Detection of structural variants (SVs) from the alignment of sample DNA reads to the reference genome is an important problem in understanding human diseases. Long reads that can span repeat regions, along with an accurate alignment of these long reads play an important role in identifying novel SVs. Long-read sequencers, such as nanopore sequencing, can address this problem by providing very long reads but with high error rates, making accurate alignment challenging. Many errors induced by nanopore sequencing have a bias because of the physics of the sequencing process and proper utilization of these error characteristics can play an important role in designing a robust aligner for SV detection problems. In this article, we design and evaluate HQAlign, an aligner for SV detection using nanopore sequenced reads. The key ideas of HQAlign include (i) using base-called nanopore reads along with the nanopore physics to improve alignments for SVs, (ii) incorporating SV-specific changes to the alignment pipeline, and (iii) adapting these into existing state-of-the-art long-read aligner pipeline, minimap2 (v2.24), for efficient alignments.
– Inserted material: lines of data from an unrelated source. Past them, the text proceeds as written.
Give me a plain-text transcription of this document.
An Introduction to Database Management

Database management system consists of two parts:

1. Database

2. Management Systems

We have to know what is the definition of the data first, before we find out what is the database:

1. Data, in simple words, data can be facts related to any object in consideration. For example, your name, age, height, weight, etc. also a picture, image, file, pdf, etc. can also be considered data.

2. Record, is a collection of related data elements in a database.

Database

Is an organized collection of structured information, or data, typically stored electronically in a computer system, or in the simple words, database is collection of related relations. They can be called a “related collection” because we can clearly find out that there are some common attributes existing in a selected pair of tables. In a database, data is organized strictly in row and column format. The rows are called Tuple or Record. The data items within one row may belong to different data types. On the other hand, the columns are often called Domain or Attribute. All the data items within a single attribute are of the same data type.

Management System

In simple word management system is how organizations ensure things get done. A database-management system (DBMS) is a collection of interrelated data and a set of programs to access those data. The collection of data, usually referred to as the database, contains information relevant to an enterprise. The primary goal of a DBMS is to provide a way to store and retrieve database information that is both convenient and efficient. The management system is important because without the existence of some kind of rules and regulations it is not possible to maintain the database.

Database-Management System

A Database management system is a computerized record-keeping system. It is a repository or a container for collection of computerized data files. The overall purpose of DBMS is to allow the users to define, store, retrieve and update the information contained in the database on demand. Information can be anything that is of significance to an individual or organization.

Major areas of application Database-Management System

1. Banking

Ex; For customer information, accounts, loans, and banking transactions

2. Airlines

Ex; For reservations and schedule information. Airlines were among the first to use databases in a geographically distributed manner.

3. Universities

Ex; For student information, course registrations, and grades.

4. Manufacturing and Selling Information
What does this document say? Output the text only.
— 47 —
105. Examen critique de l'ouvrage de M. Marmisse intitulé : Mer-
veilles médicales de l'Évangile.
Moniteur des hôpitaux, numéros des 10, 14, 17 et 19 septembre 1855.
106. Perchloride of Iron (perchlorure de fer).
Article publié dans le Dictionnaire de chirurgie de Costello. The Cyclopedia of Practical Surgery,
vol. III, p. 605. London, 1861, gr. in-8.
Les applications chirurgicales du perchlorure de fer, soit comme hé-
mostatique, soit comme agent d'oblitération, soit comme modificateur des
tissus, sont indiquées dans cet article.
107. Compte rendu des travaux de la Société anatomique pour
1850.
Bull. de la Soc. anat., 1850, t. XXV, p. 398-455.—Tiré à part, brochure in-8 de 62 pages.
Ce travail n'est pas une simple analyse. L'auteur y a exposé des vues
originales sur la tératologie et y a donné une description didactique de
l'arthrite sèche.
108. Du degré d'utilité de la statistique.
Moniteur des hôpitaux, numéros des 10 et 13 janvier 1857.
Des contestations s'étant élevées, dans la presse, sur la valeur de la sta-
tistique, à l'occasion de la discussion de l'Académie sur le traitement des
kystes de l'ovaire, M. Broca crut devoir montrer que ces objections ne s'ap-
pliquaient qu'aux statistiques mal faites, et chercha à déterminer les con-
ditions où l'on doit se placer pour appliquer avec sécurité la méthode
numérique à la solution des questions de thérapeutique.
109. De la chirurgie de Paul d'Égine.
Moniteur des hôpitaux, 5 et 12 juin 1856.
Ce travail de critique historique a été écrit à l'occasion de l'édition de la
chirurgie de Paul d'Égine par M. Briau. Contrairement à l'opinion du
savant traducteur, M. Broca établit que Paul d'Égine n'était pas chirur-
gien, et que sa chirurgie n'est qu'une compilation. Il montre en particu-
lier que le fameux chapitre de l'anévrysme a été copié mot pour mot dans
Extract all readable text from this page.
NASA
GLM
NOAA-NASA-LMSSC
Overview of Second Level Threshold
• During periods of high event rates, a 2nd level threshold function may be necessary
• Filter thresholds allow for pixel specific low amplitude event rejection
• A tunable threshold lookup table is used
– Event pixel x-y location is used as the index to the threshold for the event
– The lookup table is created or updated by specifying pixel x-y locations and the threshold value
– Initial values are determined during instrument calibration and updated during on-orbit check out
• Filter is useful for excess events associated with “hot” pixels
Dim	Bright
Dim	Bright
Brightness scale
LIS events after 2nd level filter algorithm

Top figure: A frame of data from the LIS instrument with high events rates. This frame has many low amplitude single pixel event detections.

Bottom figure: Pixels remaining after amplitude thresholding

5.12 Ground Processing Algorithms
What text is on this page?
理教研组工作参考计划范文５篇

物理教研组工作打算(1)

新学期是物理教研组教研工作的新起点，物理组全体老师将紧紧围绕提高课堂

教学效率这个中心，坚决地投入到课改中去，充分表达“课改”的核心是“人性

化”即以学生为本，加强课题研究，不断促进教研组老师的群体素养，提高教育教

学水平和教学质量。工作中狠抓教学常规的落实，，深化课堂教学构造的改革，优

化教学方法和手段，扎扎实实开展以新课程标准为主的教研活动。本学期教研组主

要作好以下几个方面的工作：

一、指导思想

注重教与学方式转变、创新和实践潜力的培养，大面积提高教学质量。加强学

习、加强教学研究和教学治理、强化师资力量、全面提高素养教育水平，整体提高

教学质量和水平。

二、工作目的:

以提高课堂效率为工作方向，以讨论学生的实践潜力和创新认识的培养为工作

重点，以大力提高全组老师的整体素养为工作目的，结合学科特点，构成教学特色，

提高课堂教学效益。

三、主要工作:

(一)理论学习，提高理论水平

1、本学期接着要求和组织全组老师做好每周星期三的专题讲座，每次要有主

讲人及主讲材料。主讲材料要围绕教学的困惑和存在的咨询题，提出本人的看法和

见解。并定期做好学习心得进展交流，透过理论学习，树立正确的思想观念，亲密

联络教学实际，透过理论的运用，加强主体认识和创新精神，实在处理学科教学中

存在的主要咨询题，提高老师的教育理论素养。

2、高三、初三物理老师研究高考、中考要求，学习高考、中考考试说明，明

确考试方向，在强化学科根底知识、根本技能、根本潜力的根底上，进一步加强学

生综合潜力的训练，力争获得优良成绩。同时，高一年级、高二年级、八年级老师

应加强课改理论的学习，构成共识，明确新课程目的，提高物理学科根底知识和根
We show that HQAlign captures about 4%–6% complementary SVs across different datasets, which are missed by minimap2 alignments while having a standalone performance at par with minimap2 for real nanopore reads data. For the common SV calls between HQAlign and minimap2, HQAlign improves the start and the end breakpoint accuracy by about 10%–50% for SVs across different datasets. Moreover, HQAlign improves the alignment rate to 89.35% from minimap2 85.64% for nanopore reads alignment to recent telomere-to-telomere CHM13 assembly, and it improves to 86.65% from 83.48% for nanopore reads alignment to GRCh37 human genome.